Dilipak, "Tayyip Erdoğan’la basket maçını mı yoksa bilek güreşini mi tercih ederdiniz?" sorusuna ise "Musafaha etmeyi. El ele tutuşup Peygamber’e salavat getirmeyi. Mesela birlikte tavaf yapmayı" yanıtını verdi.
Yeni Yüzyıl'dan Esra Elönü'nün sorularını yanıtlayan (4 Ocak 2015) Dilipak'ın açıklamalarından bazı bölümler şöyle:
CIA’nın Müslümanlar içine soktuğu ajan siz misiniz?
Eskiden derin devlet böyle diyordu. Paralelciler de şimdi etkimi kırmak, itibarsızlaştırmak için bu söylentiyi yaymaya çalışıyorlar. 1993’te Yörünge kapak konusu olarak benim için bu soruyu yöneltmişti. Bu dünyada kim ne yaptı ise öbür dünyada önüne konulacak... Ben böyle bir ihanetin parçası olmadığım, hiçbir istihbarat örgütünde yer almadığım halde bana bu iftirayı yapanlarla o gün hesaplaşacağız. Kim kime olmadığı bir şeyi isnat ederek iftira ederse, o iddia sahipleri o şeyi yapmış gibi muaheze edilecekler... Kem söz sahibine aittir.
Amerika, Fethullah Gülen’e teklif ettiği projeyi aslında ilk size teklif etmiş doğru mudur?
Hayır, doğru değil. Amerika değil Graham Fuller. Onlar Gülen’le çok önceden çalışıyorlardı, bu işin içinde benim de yer almamı istiyorlardı. Bu projenin dünya ve bölge barışı, Türkiye’deki İslamcıların özgürlük ve refahına olumlu katkı sağlayacağını söylüyorlardı. Asıl hedefleri İslam’a karşı sopa değil havuç. Bu şekilde İsrail’in varlığı ve güvenliğini garanti algına almak, İslam dünyasının gelecek tasavvurunu batılı kavram ve kurumlarla çerçevemek, ABD ve NATO’nun askeri ve stratejik hedefleri ile uyumlu bir İslam dünyası hayal ediyorlardı. Benim tavrım çok açık ve net.

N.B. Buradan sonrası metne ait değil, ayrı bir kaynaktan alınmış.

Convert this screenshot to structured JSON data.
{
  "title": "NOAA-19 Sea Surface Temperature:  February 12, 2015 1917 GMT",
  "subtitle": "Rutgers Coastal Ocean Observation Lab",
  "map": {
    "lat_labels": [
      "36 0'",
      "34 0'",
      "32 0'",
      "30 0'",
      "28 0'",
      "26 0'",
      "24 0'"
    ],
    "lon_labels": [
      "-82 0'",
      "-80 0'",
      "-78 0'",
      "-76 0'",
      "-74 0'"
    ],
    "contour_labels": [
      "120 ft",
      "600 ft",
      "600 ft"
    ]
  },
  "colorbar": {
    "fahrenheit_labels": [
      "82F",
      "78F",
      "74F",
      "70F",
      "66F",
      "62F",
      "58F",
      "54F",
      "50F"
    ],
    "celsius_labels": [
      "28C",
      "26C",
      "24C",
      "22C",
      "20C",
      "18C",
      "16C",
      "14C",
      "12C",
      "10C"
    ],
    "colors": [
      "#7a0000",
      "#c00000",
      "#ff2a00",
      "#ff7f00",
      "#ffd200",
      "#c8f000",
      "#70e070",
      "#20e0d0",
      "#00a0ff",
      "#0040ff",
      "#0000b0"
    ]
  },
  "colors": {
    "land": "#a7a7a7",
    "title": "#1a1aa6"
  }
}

Gayrimüslimler ile Müslümanlar hakkında, onlar aleyhine olacak bir işbirliği yapmam. “Korku ya da güç hayali ile “evet” desem bile bana inanmayın, Allah’a ve ahiret gününe inanan bir insan olarak aklım başıma geldiğinde size ihanet ederim. Sizden korksam bile Allah’ın gazabından daha çok korkarım, sizin vaatlerinize tamah etsem bile Allah cenneti vadediyor, siz bana onu vadedecek değilsiniz” dedim. Ama birileri o tekliflere tav oldular.
2003’teki 1 Mart Tezkeresi’ni engellediğiniz, Abdullah Gül’ün Meclis’teki odasını kullandığınız konuşuluyor, doğru mu?
Doğru değil. 3 lobi vardı. İslam, liberal ve sol. Üçünün ortak sözcüsüydüm. Gül ile konuştuk. Bana hükümette fiilen destek veren Başbakan Yardımcısı Yalçınbayır’dı. Meclis’te destek veren de İdare Amiri Abdullah Çalışkan’dı. Başbakan’ın odasını kullanmak hayır. Ama lobinin temsilcileri ve Gül ile Başbakanlık’ta bir araya geldik.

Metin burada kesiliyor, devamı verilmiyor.